Ayant bien considéré à ce propos ce que vous m'escrivés du moyen que le dict comte de Morthon a de remettre le païs d'Escosse en bonne pais, et de l'asseurance que vous avés qu'il seroit bien aisé à gaigner si ma dicte sœur, la Royne d'Escosse, voulloit se condescendre à ce que le petit Prince, son fils, demeurât coinjoinctement Roy avec elle, chose qui me semble n'est debvoir négliger et que ma dicte sœur, la Royne d'Escosse, peut et doibt desirer, voire honnestement procurer, estant ses affaires en si pauvre estat qu'elles sont, et se voyant si peu de ses subjectz fidelles, lesquelz, s'ilz viennent à considérer qu'il n'y a pas grande espérance de salut de ma dicte sœur, leur souvairenne, si ce n'est par un traité, se pourront aisément laisser aller à la partie la plus forte; considéré aussy ce que vous m'escrivés qu'il semble que les Anglois soyent comme à l'aguet, pour voir s'il sera temps de s'investir du tout du dict royaulme d'Escosse. A quoy n'est que trop sollicitée la Royne d'Angleterre par aulcuns mesmes du dict païs, ce que, pour le respect de l'alliance d'entre mon royaulme et celluy de l'Ecosse, et pour l'honneur que ma dicte sœur a d'avoir espousé le feu Roy François, mon frère, je ne pourrois souffrir avec ma réputation; aussy y veux je pourvoir autant qu'il me sera possible, pour évitter que cela n'advienne, et n'oublieray point de continuer la bonne assistance et ayde que j'ay tousjours faict à la Royne d'Escosse et au bien de ses affaires et bons subjectz. Mais, veu la dicte petite part qu'elle a à présent de ses subjectz à sa dévotion, considéré aussy l'estat de mes affaires, je ne veux pas, sans y penser, et soubz coulleur du secours et assistance que je luy veux bien vollontiers faire, me voir embarquer à la guerre avec la Royne d'Angleterre.

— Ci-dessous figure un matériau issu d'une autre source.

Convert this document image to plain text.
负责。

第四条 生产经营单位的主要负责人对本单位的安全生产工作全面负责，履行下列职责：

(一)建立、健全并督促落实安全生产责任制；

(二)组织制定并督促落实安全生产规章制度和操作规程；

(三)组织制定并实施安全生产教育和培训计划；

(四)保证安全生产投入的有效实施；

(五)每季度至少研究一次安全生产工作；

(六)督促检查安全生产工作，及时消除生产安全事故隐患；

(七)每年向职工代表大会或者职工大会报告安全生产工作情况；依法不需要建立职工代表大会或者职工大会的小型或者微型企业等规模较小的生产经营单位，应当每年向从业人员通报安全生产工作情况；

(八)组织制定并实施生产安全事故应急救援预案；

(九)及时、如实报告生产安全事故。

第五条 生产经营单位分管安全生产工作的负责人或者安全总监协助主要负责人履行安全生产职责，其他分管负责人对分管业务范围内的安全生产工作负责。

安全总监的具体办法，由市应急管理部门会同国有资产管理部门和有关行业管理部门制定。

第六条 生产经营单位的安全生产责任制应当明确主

Je suis d'advis et vous prie de regarder de faire proposer secrettement à la Royne d'Escosse l'estat où elle est de sa personne et de ses affaires et subjects, sans toutesfois luy démonstrer aulcunement que je me veuille porter froidement en son endroict; car je veux tousjours faire pour elle et ses dictz bons subjectz ce qu'il me sera possible, toutesfois considérément et comme mes affaires le pourront permettre; et faictes sentir secrettement d'elle, mais que ce soit de telle façon qu'elle ne puisse aucunement doubter de la bonne vollonté que je luy porte et à la prospérité de ses affaires, si elle voudroit bien accorder que le dict Prince, son filz, demeurât Roy conjoinctement avec elle; et, si elle le consent, qui est, ce me semble, le moins mal qu'elle puisse à présent faire, vous pourrés procéder plus hardiment, Mr de Foix et vous, pour la comprendre et son filz avec les dictz Escossois en la bonne et droicte ligue défensive que j'espère qui se faira entre la Royne d'Angleterre et moy; de laquelle il ne se fault aulcunement descouvrir à ma dicte sœur, la Royne d'Escosse, ni à pas un des siens; vous priant, en luy faisant faire ceste ouverture, sçavoir aussy si elle trouvera bon que la pratique s'en fasse avec le dict comte de Morthon, et, sans perdre temps, donner ordre de sçavoir, sans faire semblant de rien, en quelle vollonté sera icelluy de Morthon d'y condescendre; à quoy pourra servir le mauvais mesnage où le comte de Lenox et luy sont, ainsi que m'escrivés. Mais, pour ce qu'il sembleroit que l'on avouast par là le tiltre de Roy, cy devant baillé au dict Prince d'Escosse, et la déposition de la dicte Royne, sa mère, il faudra se conduire en cecy comme vous sçaurés très bien faire, le dict Sr de Foix et vous, que l'on n'en puisse tirer de mauvaise conséquence au désadvantage de ma dicte sœur, la Royne d'Escosse.